One of professional cycling’s biggest draws is that anyone can turn up at the side of the road and watch the world’s best race for free. However, with budgets getting tighter and the economic future of the sport uncertain, half of Belgium’s major race organisers believe that charging spectators is an inevitability.
Belgian newspaper Het Nieuwsblad surveyed 22 organisers, including those that put on the Tour of Flanders, E3 Harelbeke and Gent-Wevelgem. What once seemed unthinkable, several of the organisers believe may become a normal way of funding races.

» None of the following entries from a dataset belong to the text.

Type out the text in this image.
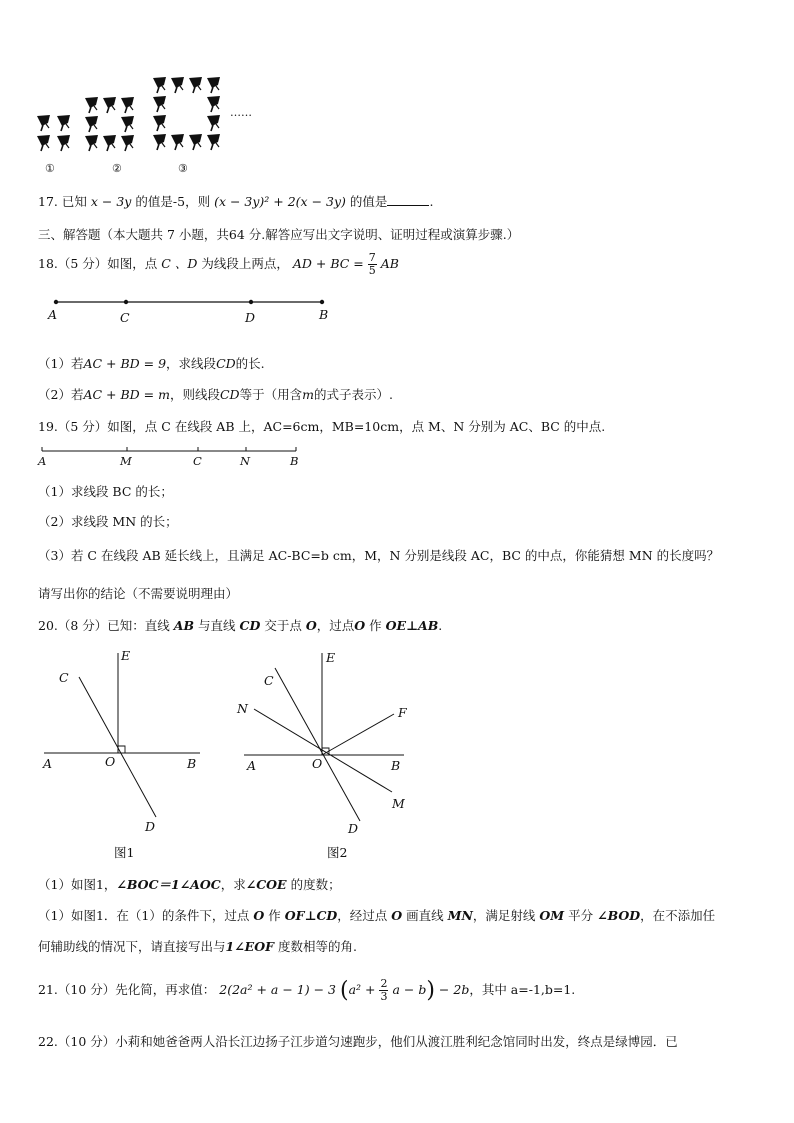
①	②	③
……
17. 已知 x − 3y 的值是-5，则 (x − 3y)² + 2(x − 3y) 的值是	.
三、解答题（本大题共 7 小题，共64 分.解答应写出文字说明、证明过程或演算步骤.）
18.（5 分）如图，点 C 、D 为线段上两点， AD + BC = $\frac{7}{5}$ AB
A	C	D	B
（1）若AC + BD = 9，求线段CD的长.
（2）若AC + BD = m，则线段CD等于（用含m的式子表示）.
19.（5 分）如图，点 C 在线段 AB 上，AC=6cm，MB=10cm，点 M、N 分别为 AC、BC 的中点.
A	M	C	N	B
（1）求线段 BC 的长；
（2）求线段 MN 的长；
（3）若 C 在线段 AB 延长线上，且满足 AC-BC=b cm，M，N 分别是线段 AC，BC 的中点，你能猜想 MN 的长度吗？
请写出你的结论（不需要说明理由）
20.（8 分）已知：直线 AB 与直线 CD 交于点 O，过点O 作 OE⊥AB.
E
C
A	O	B
D
图1
E
C
N	F
A	O	B
M
D
图2
（1）如图1，∠BOC＝1∠AOC，求∠COE 的度数；
（1）如图1．在（1）的条件下，过点 O 作 OF⊥CD，经过点 O 画直线 MN，满足射线 OM 平分 ∠BOD，在不添加任
何辅助线的情况下，请直接写出与1∠EOF 度数相等的角.
21.（10 分）先化简，再求值： 2(2a² + a − 1) − 3 ($a^2 + \frac{2}{3}$ a − b) − 2b，其中 a=-1,b=1.
22.（10 分）小莉和她爸爸两人沿长江边扬子江步道匀速跑步，他们从渡江胜利纪念馆同时出发，终点是绿博园．已
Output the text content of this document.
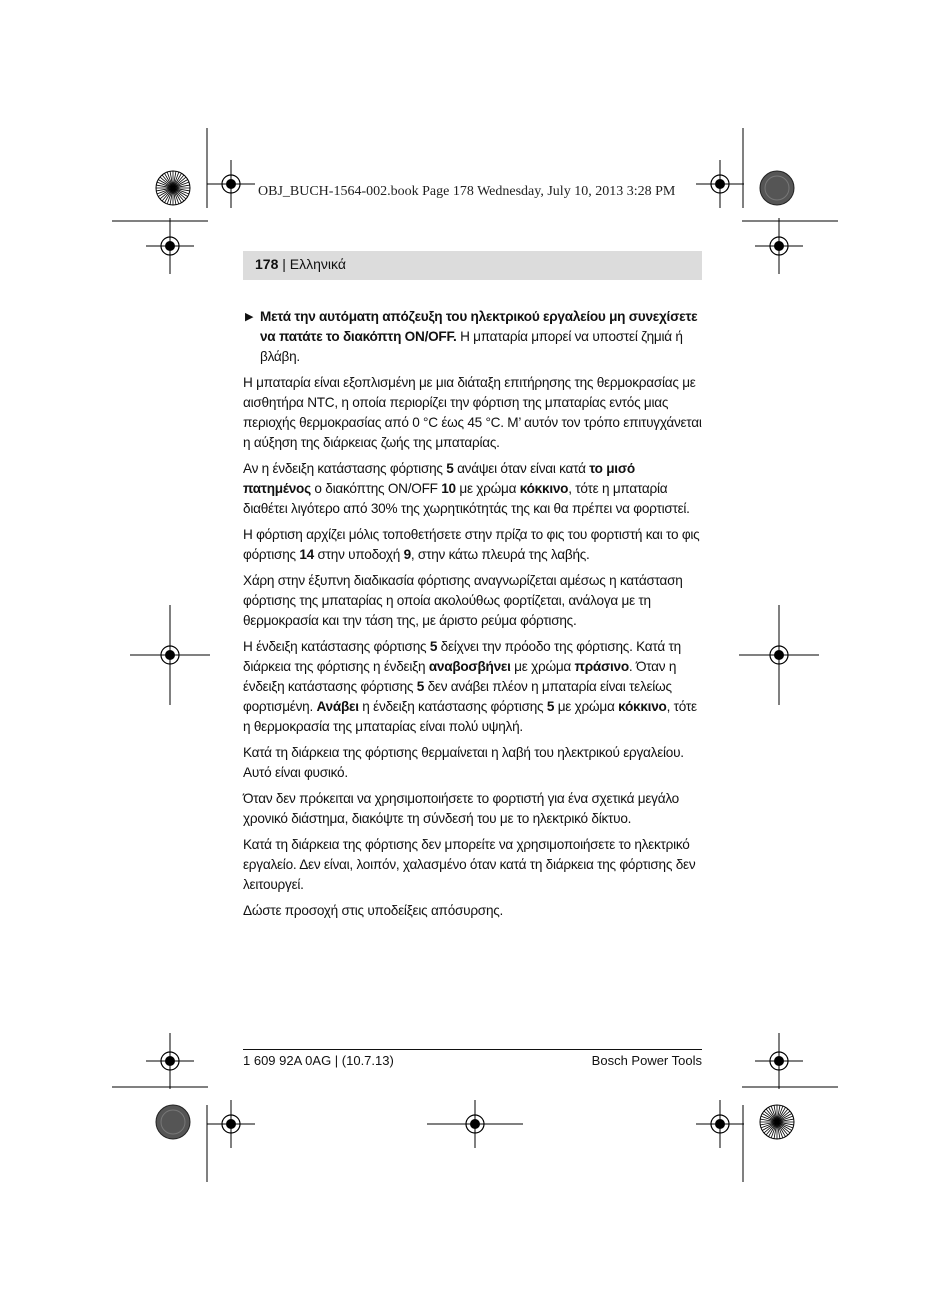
OBJ_BUCH-1564-002.book Page 178 Wednesday, July 10, 2013 3:28 PM
178 | Ελληνικά

▶ Μετά την αυτόματη απόζευξη του ηλεκτρικού εργαλείου μη συνεχίσετε να πατάτε το διακόπτη ON/OFF. Η μπαταρία μπορεί να υποστεί ζημιά ή βλάβη.

Η μπαταρία είναι εξοπλισμένη με μια διάταξη επιτήρησης της θερμοκρασίας με αισθητήρα NTC, η οποία περιορίζει την φόρτιση της μπαταρίας εντός μιας περιοχής θερμοκρασίας από 0 °C έως 45 °C. Μ’ αυτόν τον τρόπο επιτυγχάνεται η αύξηση της διάρκειας ζωής της μπαταρίας.

Αν η ένδειξη κατάστασης φόρτισης 5 ανάψει όταν είναι κατά το μισό πατημένος ο διακόπτης ON/OFF 10 με χρώμα κόκκινο, τότε η μπαταρία διαθέτει λιγότερο από 30% της χωρητικότητάς της και θα πρέπει να φορτιστεί.

Η φόρτιση αρχίζει μόλις τοποθετήσετε στην πρίζα το φις του φορτιστή και το φις φόρτισης 14 στην υποδοχή 9, στην κάτω πλευρά της λαβής.

Χάρη στην έξυπνη διαδικασία φόρτισης αναγνωρίζεται αμέσως η κατάσταση φόρτισης της μπαταρίας η οποία ακολούθως φορτίζεται, ανάλογα με τη θερμοκρασία και την τάση της, με άριστο ρεύμα φόρτισης.

Η ένδειξη κατάστασης φόρτισης 5 δείχνει την πρόοδο της φόρτισης. Κατά τη διάρκεια της φόρτισης η ένδειξη αναβοσβήνει με χρώμα πράσινο. Όταν η ένδειξη κατάστασης φόρτισης 5 δεν ανάβει πλέον η μπαταρία είναι τελείως φορτισμένη. Ανάβει η ένδειξη κατάστασης φόρτισης 5 με χρώμα κόκκινο, τότε η θερμοκρασία της μπαταρίας είναι πολύ υψηλή.

Κατά τη διάρκεια της φόρτισης θερμαίνεται η λαβή του ηλεκτρικού εργαλείου. Αυτό είναι φυσικό.

Όταν δεν πρόκειται να χρησιμοποιήσετε το φορτιστή για ένα σχετικά μεγάλο χρονικό διάστημα, διακόψτε τη σύνδεσή του με το ηλεκτρικό δίκτυο.

Κατά τη διάρκεια της φόρτισης δεν μπορείτε να χρησιμοποιήσετε το ηλεκτρικό εργαλείο. Δεν είναι, λοιπόν, χαλασμένο όταν κατά τη διάρκεια της φόρτισης δεν λειτουργεί.

Δώστε προσοχή στις υποδείξεις απόσυρσης.

1 609 92A 0AG | (10.7.13)	Bosch Power Tools
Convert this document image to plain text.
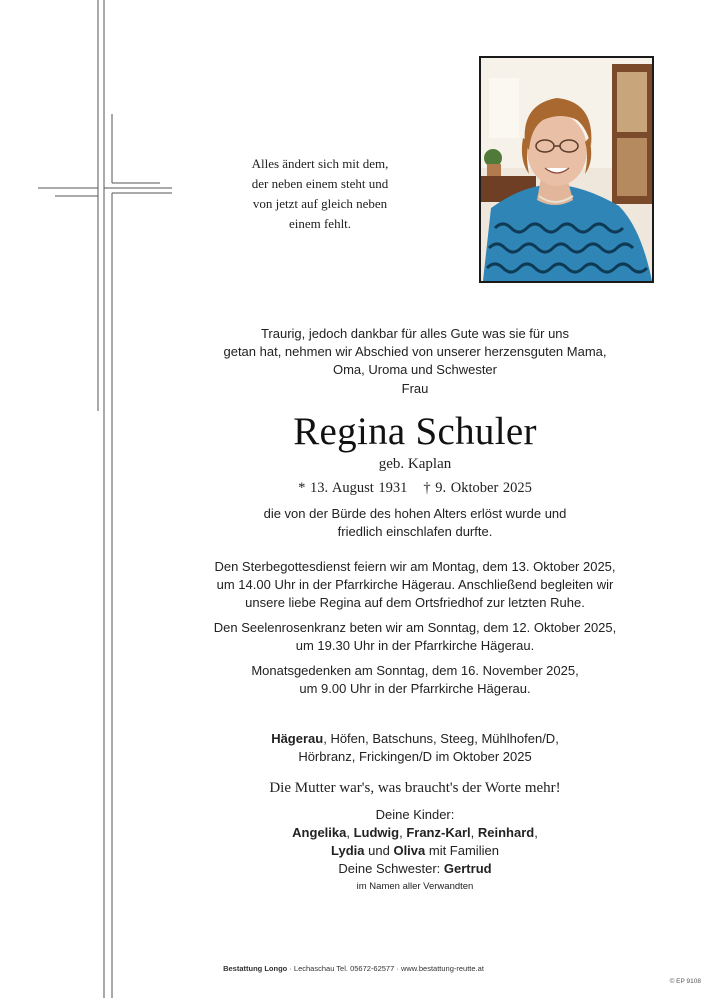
Alles ändert sich mit dem,
der neben einem steht und
von jetzt auf gleich neben
einem fehlt.
Traurig, jedoch dankbar für alles Gute was sie für uns
getan hat, nehmen wir Abschied von unserer herzensguten Mama,
Oma, Uroma und Schwester
Frau
Regina Schuler
geb. Kaplan
* 13. August 1931 † 9. Oktober 2025
die von der Bürde des hohen Alters erlöst wurde und
friedlich einschlafen durfte.
Den Sterbegottesdienst feiern wir am Montag, dem 13. Oktober 2025,
um 14.00 Uhr in der Pfarrkirche Hägerau. Anschließend begleiten wir
unsere liebe Regina auf dem Ortsfriedhof zur letzten Ruhe.
Den Seelenrosenkranz beten wir am Sonntag, dem 12. Oktober 2025,
um 19.30 Uhr in der Pfarrkirche Hägerau.
Monatsgedenken am Sonntag, dem 16. November 2025,
um 9.00 Uhr in der Pfarrkirche Hägerau.
Hägerau, Höfen, Batschuns, Steeg, Mühlhofen/D,
Hörbranz, Frickingen/D im Oktober 2025
Die Mutter war's, was braucht's der Worte mehr!
Deine Kinder:
Angelika, Ludwig, Franz-Karl, Reinhard,
Lydia und Oliva mit Familien
Deine Schwester: Gertrud
im Namen aller Verwandten
Bestattung Longo · Lechaschau Tel. 05672-62577 · www.bestattung-reutte.at
© EP 9108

Fortunately for fans, the organisers of the aforementioned events, Flanders Classics and KWC Hand in Hand vzw, were among the half that did not think the move was necessary. According to Het Nieuwsblad, it is the organisers of the smaller events that are feeling the financial pinch. With no money coming from general spectators, most of them are heavily reliant on sponsorship, VIPs and some subsidies from hosting towns. Television rights also help with funds, but it is the bigger races that benefit most from those.
At present, only the one-day Nokere Koerse makes any spectators pay. The charge five euros for anyone watching in the final 30 or so kilometres, in what is known as the 'zone of truth' (zone van de waarheid).
The report states that as many as six organisers have really felt the pressure of funding. Outside of Belgium, we’ve seen races folding due to sponsorship and funding issues, including the Tour of Qatar, La Méditerranéenne and the Philadelphia Classic in the USA. Other races have shortened their events for the same reason.
Organisers accept that making people pay will require a change in mentality for fans, and it is likely to face plenty of resistance.
"A major change of mentality will be needed," Rob Discart, of Golazo Sports – who organises the Baloise Belgium Tour and Eneco Tour among others - told Het Nieuwsblad. "People are so used to the course being free."